With revenue coming from self-pay increasingly becoming a large portion of the total revenue for healthcare providers, there’s an even greater need for innovative ways to approach the patient collection process.
According to the National Association of Healthcare Access Management (NAHAM), self-pay is the third largest payer just behind Medicare and Medicaid. Patients now represent about 30 percent of healthcare revenue.
Self-pay comes at a high price, especially for facilities looking to clamp down on cost and increase revenue. The cost of collection for self-pay is estimated to be three times that of commercial insurance. Moreover, a significant portion of self-pay balances go uncollected by providers and are eventually treated as bad debt.
Since this problem is connected to the growing financial responsibility of patients (many are unable to offset their medical bills without getting credit), it cannot be avoided. Surgery centers will still have to extend credit facilities to patients unable to settle their medical bills at the point of service.
However, leveraging new technology has helped minimize the risk of default from patients while also simplifying the collection process for both patients and providers.
Recently, behavioral based propensity-to-pay models have been developed to overcome the limitation of accurately predicting the medical indebtedness of patients. The previous practice was to rely on credit scores to predict the probability of default by patients. Credit scores are however not well suited for this task as they focus more broadly on consumer debt.
This new technology relies on data from multiple sources to accurately predict patient’s likelihood of default. Based on their credit ranking, patients are then offered payment plans tailored to suit their ability to pay.

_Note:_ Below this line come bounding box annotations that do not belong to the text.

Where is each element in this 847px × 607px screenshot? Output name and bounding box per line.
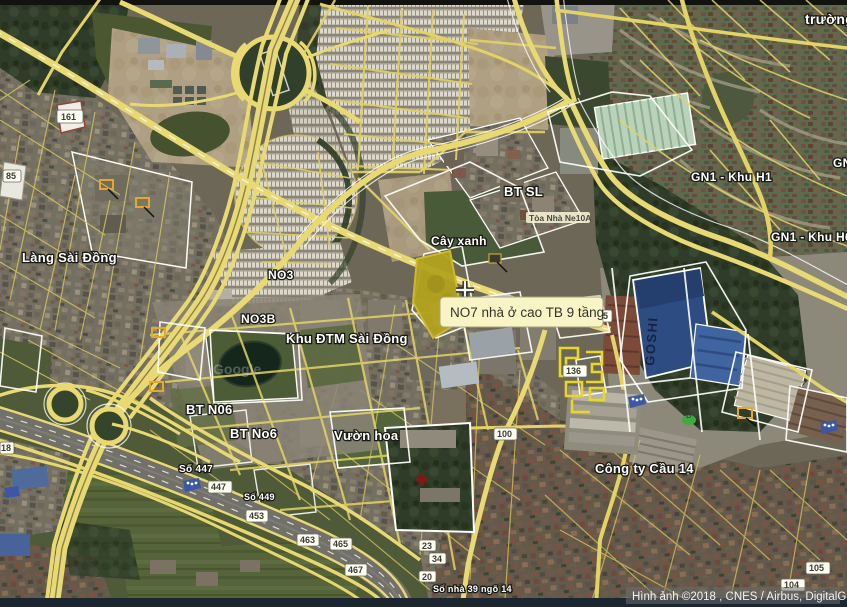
svg-text:Google: Google xyxy=(213,361,261,377)
svg-text:465: 465 xyxy=(333,539,348,549)
svg-text:453: 453 xyxy=(249,511,264,521)
svg-text:Số nhà 39 ngõ 14: Số nhà 39 ngõ 14 xyxy=(433,584,512,594)
svg-text:trường: trường xyxy=(805,11,847,27)
svg-text:Công ty Cầu 14: Công ty Cầu 14 xyxy=(595,461,694,476)
svg-text:20: 20 xyxy=(422,572,432,582)
svg-text:NO7 nhà ở cao TB 9 tầng: NO7 nhà ở cao TB 9 tầng xyxy=(450,305,604,320)
svg-text:Số 449: Số 449 xyxy=(244,492,275,502)
svg-text:GN1 - Khu H1: GN1 - Khu H1 xyxy=(691,170,772,184)
svg-text:BT SL: BT SL xyxy=(504,184,543,199)
svg-text:18: 18 xyxy=(1,443,11,453)
svg-text:BT N06: BT N06 xyxy=(186,402,233,417)
svg-text:85: 85 xyxy=(6,171,16,181)
svg-text:463: 463 xyxy=(300,535,315,545)
svg-text:Khu ĐTM Sài Đồng: Khu ĐTM Sài Đồng xyxy=(286,331,408,346)
svg-text:Số 447: Số 447 xyxy=(179,463,213,475)
svg-text:34: 34 xyxy=(432,554,442,564)
svg-text:467: 467 xyxy=(348,565,363,575)
svg-text:23: 23 xyxy=(422,541,432,551)
svg-text:Tòa Nhà Ne10A: Tòa Nhà Ne10A xyxy=(529,213,591,223)
svg-text:B: B xyxy=(686,411,691,420)
svg-text:NO3B: NO3B xyxy=(241,312,276,326)
svg-text:105: 105 xyxy=(809,563,824,573)
svg-text:Làng Sài Đồng: Làng Sài Đồng xyxy=(22,250,117,265)
svg-text:447: 447 xyxy=(211,482,226,492)
svg-text:136: 136 xyxy=(566,366,581,376)
svg-text:100: 100 xyxy=(497,429,512,439)
svg-text:BT No6: BT No6 xyxy=(230,426,277,441)
svg-text:Hình ảnh ©2018 , CNES / Airbus: Hình ảnh ©2018 , CNES / Airbus, DigitalG… xyxy=(632,591,847,603)
svg-text:161: 161 xyxy=(61,112,76,122)
svg-text:GN: GN xyxy=(833,156,847,170)
svg-text:Cây xanh: Cây xanh xyxy=(431,234,487,248)
svg-text:GN1 - Khu H6: GN1 - Khu H6 xyxy=(771,230,847,244)
svg-text:NO3: NO3 xyxy=(268,268,294,282)
svg-text:Vườn hoa: Vườn hoa xyxy=(334,428,399,443)
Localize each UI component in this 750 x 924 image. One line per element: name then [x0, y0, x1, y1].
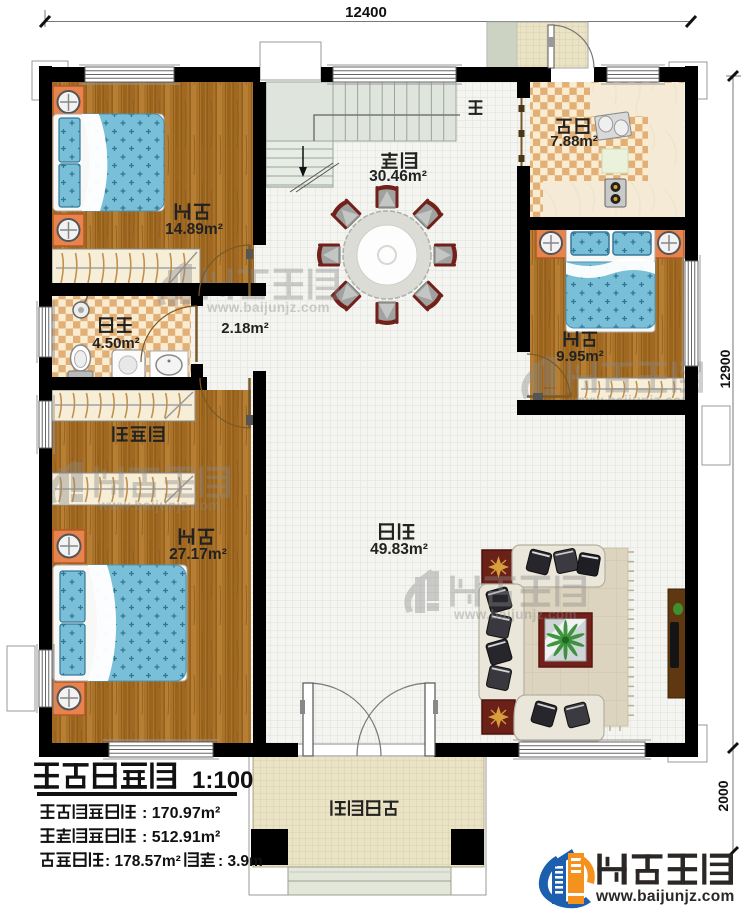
svg-text:1:100: 1:100 — [192, 767, 253, 794]
svg-text:30.46m²: 30.46m² — [369, 168, 427, 185]
svg-text:14.89m²: 14.89m² — [165, 221, 223, 238]
svg-text:www.baijunjz.com: www.baijunjz.com — [97, 498, 221, 513]
svg-text:4.50m²: 4.50m² — [92, 335, 140, 352]
svg-text:: 178.57m²: : 178.57m² — [105, 853, 181, 870]
svg-text:www.baijunjz.com: www.baijunjz.com — [595, 888, 735, 905]
svg-text:7.88m²: 7.88m² — [550, 133, 598, 150]
svg-text:2000: 2000 — [715, 780, 731, 811]
svg-text:: 512.91m²: : 512.91m² — [142, 829, 220, 846]
svg-text:: 3.9m: : 3.9m — [218, 853, 263, 870]
svg-text:27.17m²: 27.17m² — [169, 546, 227, 563]
svg-text:9.95m²: 9.95m² — [556, 348, 604, 365]
svg-text:www.baijunjz.com: www.baijunjz.com — [206, 300, 330, 315]
svg-text:2.18m²: 2.18m² — [221, 320, 269, 337]
svg-text:12900: 12900 — [717, 349, 733, 388]
svg-text:49.83m²: 49.83m² — [370, 541, 428, 558]
svg-text:www.baijunjz.com: www.baijunjz.com — [453, 607, 577, 622]
svg-text:12400: 12400 — [345, 4, 387, 21]
svg-text:: 170.97m²: : 170.97m² — [142, 805, 220, 822]
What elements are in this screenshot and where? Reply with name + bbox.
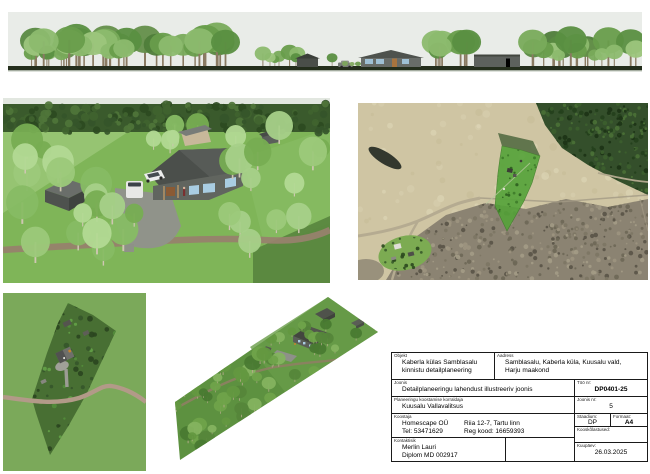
- title-block: Objekt Kaberla külas Samblasalu kinnistu…: [391, 352, 648, 462]
- site-plan-panel: [3, 293, 146, 471]
- kontakt-name: Merlin Lauri: [402, 444, 503, 452]
- title-block-empty-cell: [506, 438, 575, 461]
- title-block-aadress-cell: Aadress Samblasalu, Kaberla küla, Kuusal…: [495, 353, 647, 380]
- too-nr-value: DP0401-25: [577, 386, 645, 394]
- title-block-kooskolastused-cell: Kooskõlastused:: [575, 427, 647, 443]
- site-plan-graphic: [3, 293, 146, 471]
- koostaja-address: Riia 12-7, Tartu linn: [464, 420, 572, 428]
- kontakt-cred: Diplom MD 002917: [402, 452, 503, 460]
- joonis-nr-value: 5: [577, 403, 645, 411]
- isometric-view-panel: [165, 292, 390, 470]
- elevation-outbuilding: [474, 55, 520, 68]
- staadium-value: DP: [577, 419, 608, 427]
- koostaja-tel: Tel: 53471629: [402, 428, 464, 436]
- kooskolastused-label: Kooskõlastused:: [577, 428, 645, 433]
- aadress-value-line1: Samblasalu, Kaberla küla, Kuusalu vald,: [505, 359, 645, 367]
- title-block-kontakt-cell: Kontaktisik Merlin Lauri Diplom MD 00291…: [392, 438, 506, 461]
- formaat-value: A4: [613, 419, 645, 427]
- title-block-joonis-nr-cell: Joonis nr: 5: [575, 397, 647, 414]
- objekt-value-line1: Kaberla külas Samblasalu: [402, 359, 492, 367]
- kuupaev-value: 26.03.2025: [577, 449, 645, 457]
- title-block-kuupaev-cell: Kuupäev: 26.03.2025: [575, 443, 647, 461]
- render-van: [126, 181, 143, 198]
- title-block-formaat-cell: Formaat: A4: [611, 414, 647, 427]
- site-render-graphic: [3, 98, 330, 283]
- elevation-view-graphic: [8, 12, 642, 74]
- title-block-joonis-cell: Joonis Detailplaneeringu lahendust illus…: [392, 380, 575, 397]
- aerial-photo-panel: [358, 103, 648, 280]
- aerial-photo-graphic: [358, 103, 648, 280]
- title-block-too-nr-cell: Töö nr: DP0401-25: [575, 380, 647, 397]
- title-block-staadium-cell: Staadium: DP: [575, 414, 611, 427]
- joonis-value: Detailplaneeringu lahendust illustreeriv…: [402, 386, 572, 394]
- aadress-value-line2: Harju maakond: [505, 367, 645, 375]
- elevation-view-panel: [8, 12, 642, 74]
- korraldaja-value: Kuusalu Vallavalitsus: [402, 403, 572, 411]
- title-block-objekt-cell: Objekt Kaberla külas Samblasalu kinnistu…: [392, 353, 495, 380]
- title-block-korraldaja-cell: Planeeringu koostamise korraldaja Kuusal…: [392, 397, 575, 414]
- koostaja-reg: Reg kood: 16659393: [464, 428, 572, 436]
- objekt-value-line2: kinnistu detailplaneering: [402, 367, 492, 375]
- title-block-koostaja-cell: Koostaja Homescape OÜ Riia 12-7, Tartu l…: [392, 414, 575, 438]
- isometric-view-graphic: [165, 292, 390, 470]
- koostaja-name: Homescape OÜ: [402, 420, 464, 428]
- site-render-panel: [3, 98, 330, 283]
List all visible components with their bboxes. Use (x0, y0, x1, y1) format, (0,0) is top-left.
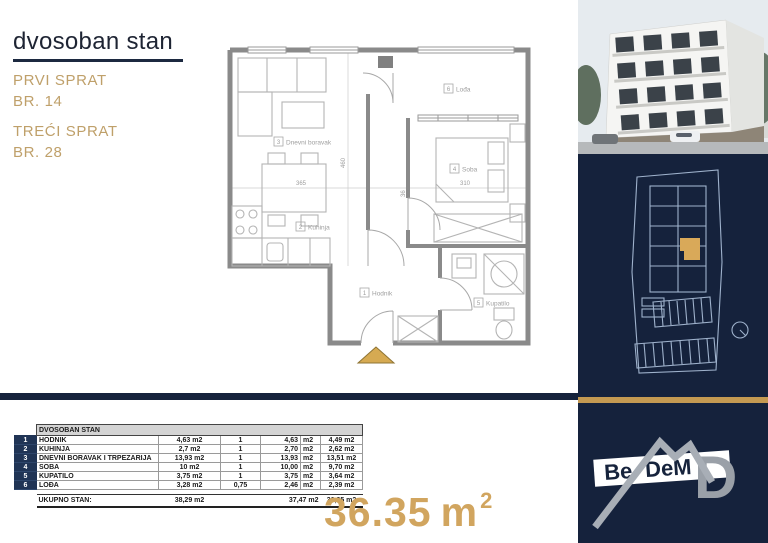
dim-living-width: 365 (296, 181, 307, 187)
room-value: 13,93 (261, 454, 301, 463)
room-value: 4,63 (261, 436, 301, 445)
dimension-lines (228, 50, 528, 266)
dimension-labels: 365 460 310 36 (296, 157, 471, 197)
total-label: UKUPNO STAN: (37, 495, 159, 507)
room-area: 2,7 m2 (159, 445, 221, 454)
summary-area: 36.35m2 (324, 488, 493, 536)
room-label-hodnik: 1 Hodnik (360, 288, 393, 298)
table-row: 2 KUHINJA 2,7 m2 1 2,70 m2 2,62 m2 (15, 445, 363, 454)
door-arcs (361, 73, 472, 343)
entrance-marker-icon (358, 347, 394, 363)
room-reduced: 9,70 m2 (321, 463, 363, 472)
svg-text:Lođa: Lođa (456, 87, 471, 94)
room-unit: m2 (301, 481, 321, 490)
room-label-lodja: 6 Lođa (444, 84, 471, 94)
svg-text:Hodnik: Hodnik (372, 291, 393, 298)
main-panel: dvosoban stan PRVI SPRAT BR. 14 TREĆI SP… (0, 0, 578, 543)
summary-area-value: 36.35 (324, 489, 432, 535)
row-num: 3 (15, 454, 37, 463)
row-num: 6 (15, 481, 37, 490)
svg-text:Dnevni boravak: Dnevni boravak (286, 140, 332, 147)
svg-text:3: 3 (277, 140, 281, 146)
car-icon (592, 134, 618, 144)
floor1-label: PRVI SPRAT (13, 70, 223, 91)
title-block: dvosoban stan PRVI SPRAT BR. 14 TREĆI SP… (13, 28, 223, 163)
table-row: 5 KUPATILO 3,75 m2 1 3,75 m2 3,64 m2 (15, 472, 363, 481)
building-side (726, 20, 764, 132)
svg-text:Kupatilo: Kupatilo (486, 301, 510, 308)
svg-text:6: 6 (447, 87, 451, 93)
room-name: LOĐA (37, 481, 159, 490)
floor2-label: TREĆI SPRAT (13, 121, 223, 142)
summary-area-unit: m (441, 489, 478, 535)
floor2-number: BR. 28 (13, 142, 223, 163)
total-row: UKUPNO STAN: 38,29 m2 37,47 m2 36,35 m2 (15, 495, 363, 507)
table-row: 4 SOBA 10 m2 1 10,00 m2 9,70 m2 (15, 463, 363, 472)
room-unit: m2 (301, 463, 321, 472)
furniture (232, 58, 525, 342)
title-underline (13, 59, 183, 62)
room-unit: m2 (301, 436, 321, 445)
total-value: 37,47 m2 (261, 495, 321, 507)
logo-letter-d: D (694, 444, 737, 511)
room-area: 3,28 m2 (159, 481, 221, 490)
room-name: HODNIK (37, 436, 159, 445)
svg-text:1: 1 (363, 291, 367, 297)
room-label-soba: 4 Soba (450, 164, 478, 174)
row-num: 4 (15, 463, 37, 472)
dim-bedroom-width: 310 (460, 181, 471, 187)
room-value: 3,75 (261, 472, 301, 481)
room-coef: 1 (221, 436, 261, 445)
room-reduced: 3,64 m2 (321, 472, 363, 481)
floor-plan: 365 460 310 36 3 Dnevni boravak 6 Lo (222, 34, 542, 366)
room-area: 3,75 m2 (159, 472, 221, 481)
dim-wall: 36 (401, 190, 407, 197)
wall-pier (378, 56, 393, 68)
room-unit: m2 (301, 445, 321, 454)
dim-plan-depth: 460 (341, 157, 347, 168)
navy-divider-bar (0, 393, 578, 400)
room-value: 10,00 (261, 463, 301, 472)
floor1-number: BR. 14 (13, 91, 223, 112)
room-coef: 1 (221, 445, 261, 454)
room-name: KUHINJA (37, 445, 159, 454)
page-title: dvosoban stan (13, 28, 223, 56)
svg-text:Kuhinja: Kuhinja (308, 225, 330, 232)
summary-area-sup: 2 (480, 488, 493, 513)
room-reduced: 13,51 m2 (321, 454, 363, 463)
room-coef: 1 (221, 454, 261, 463)
table-row: 6 LOĐA 3,28 m2 0,75 2,46 m2 2,39 m2 (15, 481, 363, 490)
room-coef: 0,75 (221, 481, 261, 490)
room-coef: 1 (221, 463, 261, 472)
building-photo (578, 0, 768, 154)
room-area: 4,63 m2 (159, 436, 221, 445)
svg-text:Soba: Soba (462, 167, 478, 174)
table-row: 3 DNEVNI BORAVAK I TRPEZARIJA 13,93 m2 1… (15, 454, 363, 463)
area-table: DVOSOBAN STAN 1 HODNIK 4,63 m2 1 4,63 m2… (14, 424, 363, 508)
row-num: 1 (15, 436, 37, 445)
bedem-logo: Be DeM D (578, 403, 768, 543)
room-name: KUPATILO (37, 472, 159, 481)
room-unit: m2 (301, 472, 321, 481)
room-area: 13,93 m2 (159, 454, 221, 463)
room-label-kupatilo: 5 Kupatilo (474, 298, 510, 308)
room-coef: 1 (221, 472, 261, 481)
sidebar: Be DeM D (578, 0, 768, 543)
brochure-page: dvosoban stan PRVI SPRAT BR. 14 TREĆI SP… (0, 0, 768, 543)
room-value: 2,70 (261, 445, 301, 454)
room-label-dnevni: 3 Dnevni boravak (274, 137, 332, 147)
svg-text:5: 5 (477, 301, 481, 307)
room-reduced: 4,49 m2 (321, 436, 363, 445)
site-plan (578, 154, 768, 397)
car-icon (670, 131, 700, 142)
total-area: 38,29 m2 (159, 495, 221, 507)
room-name: SOBA (37, 463, 159, 472)
floor-plan-drawing: 365 460 310 36 3 Dnevni boravak 6 Lo (222, 34, 542, 366)
room-name: DNEVNI BORAVAK I TRPEZARIJA (37, 454, 159, 463)
row-num: 5 (15, 472, 37, 481)
svg-text:4: 4 (453, 167, 457, 173)
room-unit: m2 (301, 454, 321, 463)
room-area: 10 m2 (159, 463, 221, 472)
row-num: 2 (15, 445, 37, 454)
table-title: DVOSOBAN STAN (37, 425, 363, 436)
room-value: 2,46 (261, 481, 301, 490)
room-reduced: 2,62 m2 (321, 445, 363, 454)
table-row: 1 HODNIK 4,63 m2 1 4,63 m2 4,49 m2 (15, 436, 363, 445)
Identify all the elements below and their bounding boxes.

Providers therefore have greater assurance of a lesser risk of default on the credit advanced to patients. This in turn results in win-win situation for both parties as their interests are aligned.
By being able to ascertain a patient’s ability to pay before surgery is conducted, an ASC can prevent default by engaging patients on the available payment options. Moreover, the time and effort spent unproductively on tracking collections from patients who are unlikely to pay will be significantly eliminated.
A facility can therefore re-prioritize by channeling more resources to patients with a higher probability of repaying their debts. This should in turn increase the facility’s revenue level while also improving their patient satisfaction ratings.
The increase in patient responsibility for medical expenses is changing the way self-pay is being approached by ambulatory surgery centers. At the core of this shift are innovative technology solutions that improve the collection process through computer-based algorithms.
Needless to say, centers will still have to engage with patients on a personal level to get information that software codes just cannot reveal.